Andare a dormire tra le 22.00 e le 23.00 evita problemi cardiaci o, quantomeno, riduce il rischio di andare incontro ad essi. A dimostrarlo è stato uno studio condotto in Inghilterra dall’Università di Exeter, i cui risultati sono stati pubblicati sull’European Heart Journal, che è stato riassunto dal Daily Mail. I risultati a cui sono arrivati i ricercatori riguardano i benefici che le tempistiche del sonno possono dare al corpo, che ha un vero e proprio orologio interno che regola il funzionamento fisico e mentale dell’organismo.



Lo studio è stato condotto su 88.000 adulti britannici di età compresa tra 43 e 74 anni, i quali hanno portato al polso per una settimana un particolare orologio capace di registrare autonomamente l’ora in cui hanno preso sonno e quella in cui si sono svegliati. Le persone in questione sono state successivamente sottoposte a dei questionari sulla loro vita, anche tramite l’analisi delle loro cartelle cliniche degli ultimi cinque anni.



Dormire tra le 22 e le 23 evita problemi cardiaci: i risultati dello studio

Gli scienziati che hanno condotto lo studio in Inghilterra hanno scoperto che andare a dormire tra le 22.00 e le 23.00 evita problemi cardiaci come attacchi di cuore e ictus, soprattutto nelle donne. Il rischio, nel dettaglio, è risultato pari al 12%, mentre per le persone che andavano a letto dopo la mezzanotte era del 25% e per le persone che andavano a letto prima delle 22:00 era del 24%.
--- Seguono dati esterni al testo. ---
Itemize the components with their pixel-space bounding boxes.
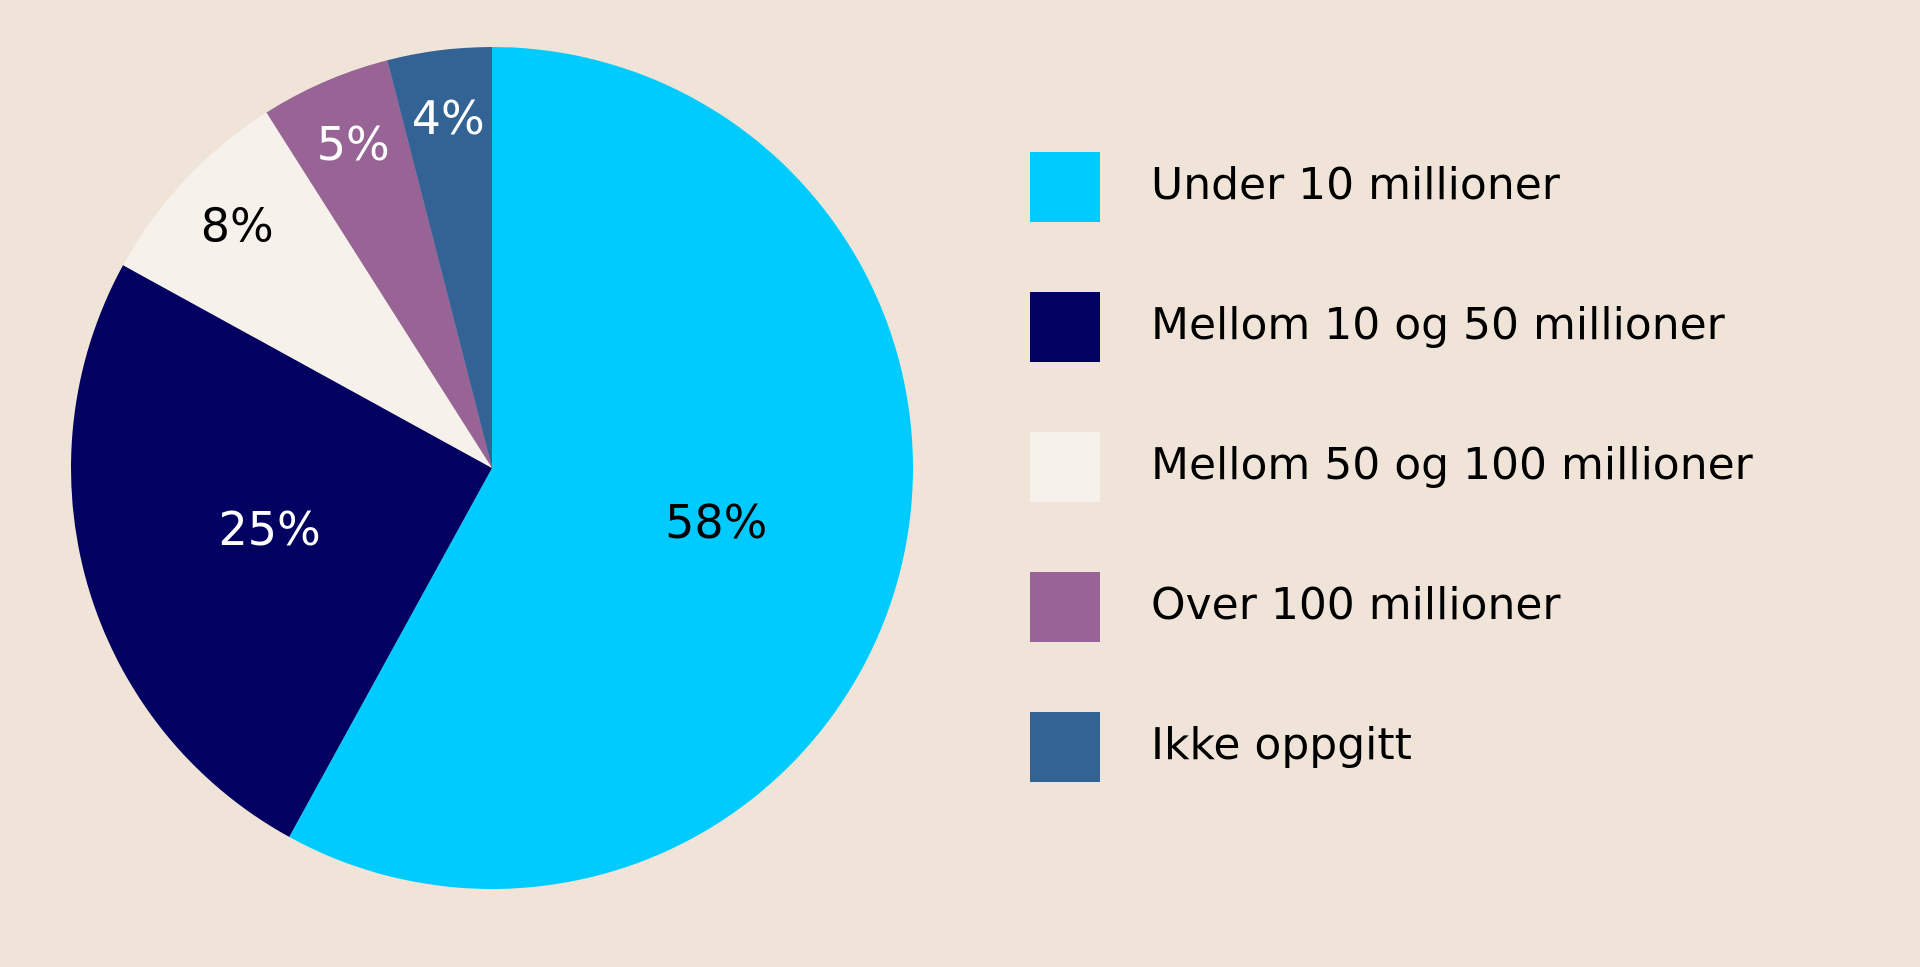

A spiegare l’origine di tali risultati è stato il dott. David Plans, che ha condotto lo studio: “Il corpo ha un orologio interno di 24 ore, chiamato ritmo circadiano, che aiuta a regolare il funzionamento fisico e mentale. I risultati suggeriscono che andare a letto presto o tardi può avere maggiori probabilità di interrompere l’orologio biologico, con conseguenze negative per la salute cardiovascolare”, ha detto. In particolare, andare a dormire dopo la mezzanotte riduce la probabilità di vedere la luce del mattino, tanto che l’orologio biologico si azzera. Sono ancora da indagare, invece, le differenze di genere del fenomeno, ma i ricercatori sono consapevoli del fatto che la ricerca potrebbe essere stata condizionata dall’età dei soggetti coinvolti, dato che la maggior parte delle donne erano in menopausa. Ciò causa di per sé un aumento delle probabilità di incorrere in malattie cardiache.